The Omega myth: what really drives lower calcification rates in an acidifying ocean

The literature on ocean acidification (OA) contains a prevalent misconception that reduced organismal calcification rates in an acidifying ocean are driven by a reduction in carbonate ion (CO2−3) substrate availability (e.g. Omega or Ω). However, recent research in diverse organisms suggests that a reduction in seawater pH (i.e. increasing proton concentrations, [H+]) is the most likely driver of reduced calcification rates in these organisms.

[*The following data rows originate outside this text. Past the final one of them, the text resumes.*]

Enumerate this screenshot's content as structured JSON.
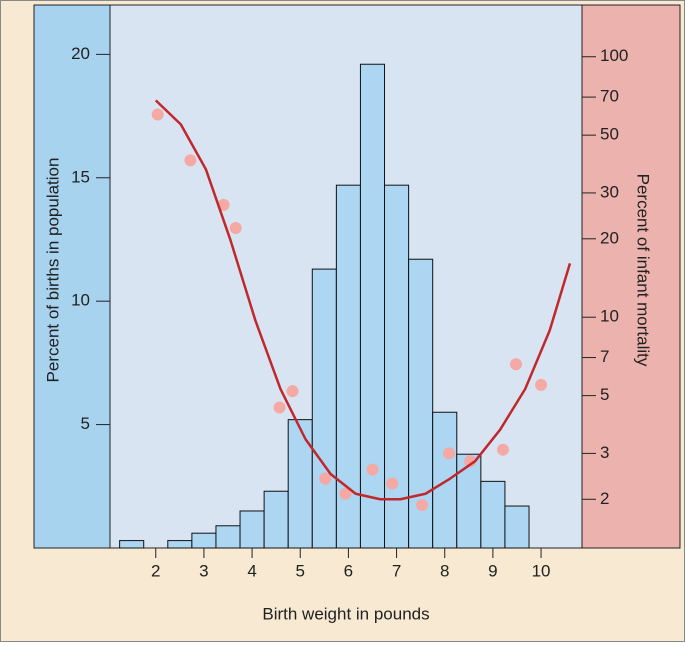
{
  "chart_data": {
    "type": "histogram",
    "xlabel": "Birth weight in pounds",
    "ylabel": "Percent of births in population",
    "y2label": "Percent of infant mortality",
    "bins": [
      1.25,
      1.75,
      2.25,
      2.75,
      3.25,
      3.75,
      4.25,
      4.75,
      5.25,
      5.75,
      6.25,
      6.75,
      7.25,
      7.75,
      8.25,
      8.75,
      9.25,
      9.75
    ],
    "values": [
      0.3,
      0,
      0.3,
      0.6,
      0.9,
      1.5,
      2.3,
      5.2,
      11.3,
      14.7,
      19.6,
      14.7,
      11.7,
      5.5,
      3.8,
      2.7,
      1.7
    ],
    "color": "#acd6f1",
    "xlim": [
      1.05,
      10.85
    ],
    "xticks": [
      2,
      3,
      4,
      5,
      6,
      7,
      8,
      9,
      10
    ],
    "ylim": [
      0,
      22
    ],
    "yticks": [
      5,
      10,
      15,
      20
    ],
    "y2lim": [
      1.3,
      158
    ],
    "y2ticks": [
      2,
      3,
      5,
      7,
      10,
      20,
      30,
      50,
      70,
      100
    ],
    "y2scale": "log",
    "series": [
      {
        "type": "scatter",
        "axis": "y2",
        "color": "#f4a9a5",
        "x": [
          2.04,
          2.72,
          3.41,
          3.66,
          4.57,
          4.84,
          5.52,
          5.94,
          6.5,
          6.91,
          7.53,
          8.09,
          8.53,
          9.21,
          9.48,
          10.0
        ],
        "values": [
          60,
          40,
          27,
          22,
          4.5,
          5.2,
          2.4,
          2.1,
          2.6,
          2.3,
          1.9,
          3.0,
          2.8,
          3.1,
          6.6,
          5.5
        ]
      },
      {
        "type": "line",
        "axis": "y2",
        "color": "#c0282c",
        "x": [
          2,
          2.52,
          3.04,
          3.55,
          4.07,
          4.59,
          5.11,
          5.63,
          6.15,
          6.66,
          7.08,
          7.6,
          8.11,
          8.63,
          9.15,
          9.67,
          10.18,
          10.6
        ],
        "values": [
          68,
          55,
          37,
          19.8,
          9.7,
          5.3,
          3.4,
          2.5,
          2.1,
          2.0,
          2.0,
          2.1,
          2.4,
          2.8,
          3.7,
          5.3,
          8.9,
          16.1
        ]
      }
    ]
  }
}
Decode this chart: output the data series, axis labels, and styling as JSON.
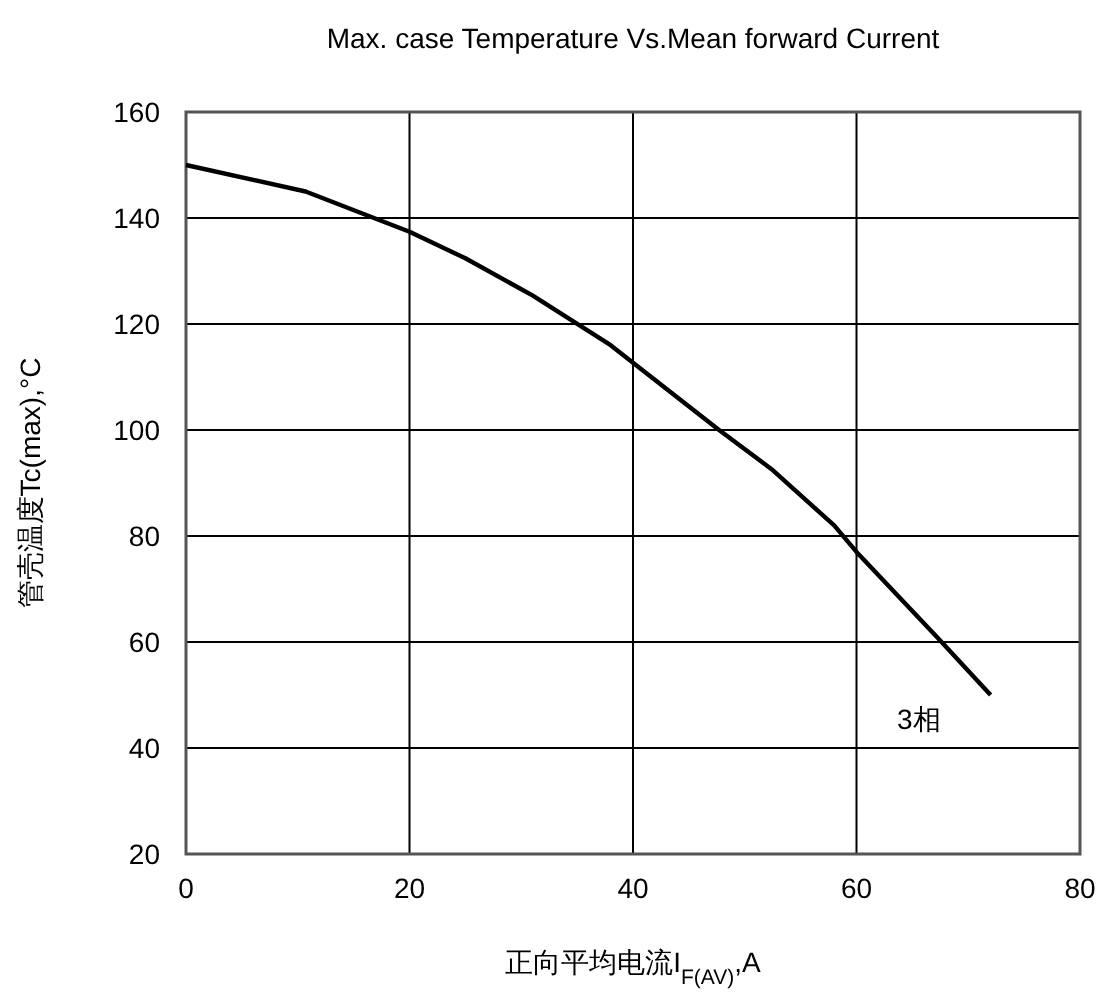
{
  "chart_data": {
    "type": "line",
    "title": "Max. case Temperature Vs.Mean forward Current",
    "xlabel": "正向平均电流I$_{F(AV)}$,A",
    "ylabel": "管壳温度Tc(max),°C",
    "x": [
      0,
      10.7,
      20,
      25,
      31,
      38,
      40,
      47.7,
      52.4,
      58,
      60,
      67.3,
      72
    ],
    "series": [
      {
        "name": "3相",
        "color": "#000000",
        "values": [
          150,
          145,
          137.4,
          132.4,
          125.4,
          116,
          112.7,
          100,
          92.6,
          82,
          77,
          60.7,
          50
        ]
      }
    ],
    "xlim": [
      0,
      80
    ],
    "xticks": [
      0,
      20,
      40,
      60,
      80
    ],
    "ylim": [
      20,
      160
    ],
    "yticks": [
      20,
      40,
      60,
      80,
      100,
      120,
      140,
      160
    ],
    "grid": true,
    "marker": "none",
    "line_style": "solid"
  }
}
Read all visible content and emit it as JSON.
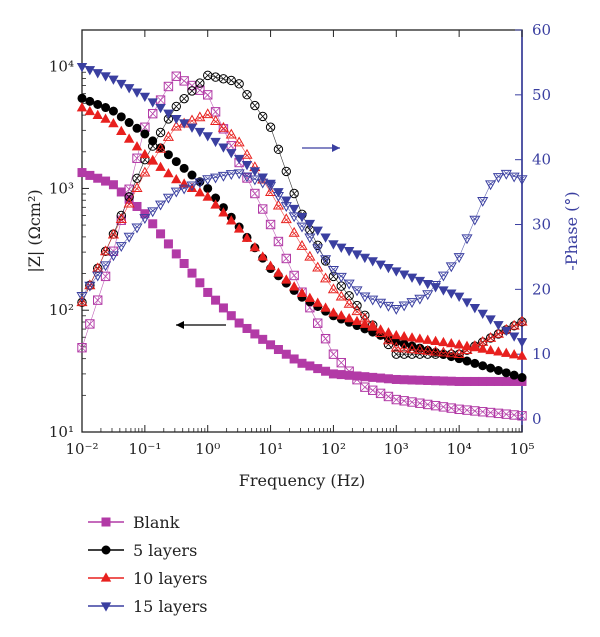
{
  "chart_data": {
    "type": "scatter",
    "title": "",
    "xlabel": "Frequency (Hz)",
    "ylabel_left": "|Z| (Ωcm²)",
    "ylabel_right": "-Phase (°)",
    "x_scale": "log",
    "y_left_scale": "log",
    "xlim": [
      0.01,
      100000
    ],
    "ylim_left": [
      10,
      20000
    ],
    "ylim_right": [
      -2,
      60
    ],
    "x_ticks": [
      "10⁻²",
      "10⁻¹",
      "10⁰",
      "10¹",
      "10²",
      "10³",
      "10⁴",
      "10⁵"
    ],
    "y_left_ticks": [
      "10¹",
      "10²",
      "10³",
      "10⁴"
    ],
    "y_right_ticks": [
      "0",
      "10",
      "20",
      "30",
      "40",
      "50",
      "60"
    ],
    "grid": false,
    "legend_position": "below",
    "series": [
      {
        "name": "Blank",
        "color": "#b23aa6",
        "marker": "square",
        "impedance": {
          "x": [
            0.01,
            0.03,
            0.1,
            0.3,
            1,
            3,
            10,
            30,
            100,
            1000,
            10000,
            100000
          ],
          "y": [
            1350,
            1100,
            620,
            300,
            140,
            80,
            52,
            37,
            30,
            27,
            26,
            26
          ]
        },
        "phase": {
          "x": [
            0.01,
            0.03,
            0.1,
            0.3,
            1,
            3,
            10,
            30,
            100,
            300,
            1000,
            10000,
            100000
          ],
          "y": [
            11,
            25,
            45,
            53,
            50,
            40,
            30,
            20,
            10,
            5,
            3,
            1.5,
            0.5
          ]
        }
      },
      {
        "name": "5 layers",
        "color": "#000000",
        "marker": "circle",
        "impedance": {
          "x": [
            0.01,
            0.03,
            0.1,
            0.3,
            1,
            3,
            10,
            30,
            100,
            1000,
            10000,
            100000
          ],
          "y": [
            5500,
            4400,
            2800,
            1700,
            1000,
            500,
            220,
            130,
            90,
            55,
            40,
            28
          ]
        },
        "phase": {
          "x": [
            0.01,
            0.03,
            0.1,
            0.3,
            1,
            3,
            10,
            30,
            100,
            1000,
            10000,
            100000
          ],
          "y": [
            18,
            28,
            40,
            48,
            53,
            52,
            45,
            32,
            22,
            10,
            10,
            15
          ]
        }
      },
      {
        "name": "10 layers",
        "color": "#e8201e",
        "marker": "triangle-up",
        "impedance": {
          "x": [
            0.01,
            0.03,
            0.1,
            0.3,
            1,
            3,
            10,
            30,
            100,
            1000,
            10000,
            100000
          ],
          "y": [
            4600,
            3500,
            1900,
            1200,
            850,
            480,
            230,
            140,
            95,
            62,
            52,
            42
          ]
        },
        "phase": {
          "x": [
            0.01,
            0.03,
            0.1,
            0.3,
            1,
            3,
            10,
            30,
            100,
            1000,
            10000,
            100000
          ],
          "y": [
            18,
            28,
            38,
            45,
            47,
            43,
            35,
            27,
            20,
            11,
            10,
            15
          ]
        }
      },
      {
        "name": "15 layers",
        "color": "#3a3fa0",
        "marker": "triangle-down",
        "impedance": {
          "x": [
            0.01,
            0.03,
            0.1,
            0.3,
            1,
            3,
            10,
            30,
            100,
            1000,
            10000,
            100000
          ],
          "y": [
            10000,
            8000,
            5700,
            3800,
            2700,
            1800,
            1100,
            600,
            350,
            210,
            130,
            55
          ]
        },
        "phase": {
          "x": [
            0.01,
            0.03,
            0.1,
            0.3,
            1,
            3,
            10,
            30,
            100,
            300,
            1000,
            3000,
            10000,
            30000,
            50000,
            100000
          ],
          "y": [
            19,
            25,
            31,
            35,
            37,
            38,
            36,
            30,
            23,
            19,
            17,
            19,
            25,
            36,
            38,
            37
          ]
        }
      }
    ],
    "annotations": [
      {
        "text": "arrow pointing left to |Z| axis",
        "target": "left-axis",
        "color": "#000000"
      },
      {
        "text": "arrow pointing right to phase axis",
        "target": "right-axis",
        "color": "#3a3fa0"
      }
    ]
  }
}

OA leads to higher [H+] in seawater which alters the proton gradient between internal cellular reservoirs and external bulk seawater, making it difficult for organisms to maintain pH homeostasis. Biologically mediated calcification is a complex process, so it is unlikely that simple CO2−3 substrate limitation is responsible for the observed decreases in calcification rates under OA conditions. Despite these inherent complexities, current predictions concerning the fate of calcifying organisms in an acidifying ocean have relied on the relationship between calcification rates and Ω. To more accurately predict how OA will affect the calcification of marine organisms, and consequently the global carbon cycle, we need to further elucidate the mechanisms driving observed decreases in calcification under acidified conditions.

Cyronak T., Schulz K. G. & Jokiel P. L., in press. The Omega myth: what really drives lower calcification rates in an acidifying ocean. ICES Journal of Marine Science. Article.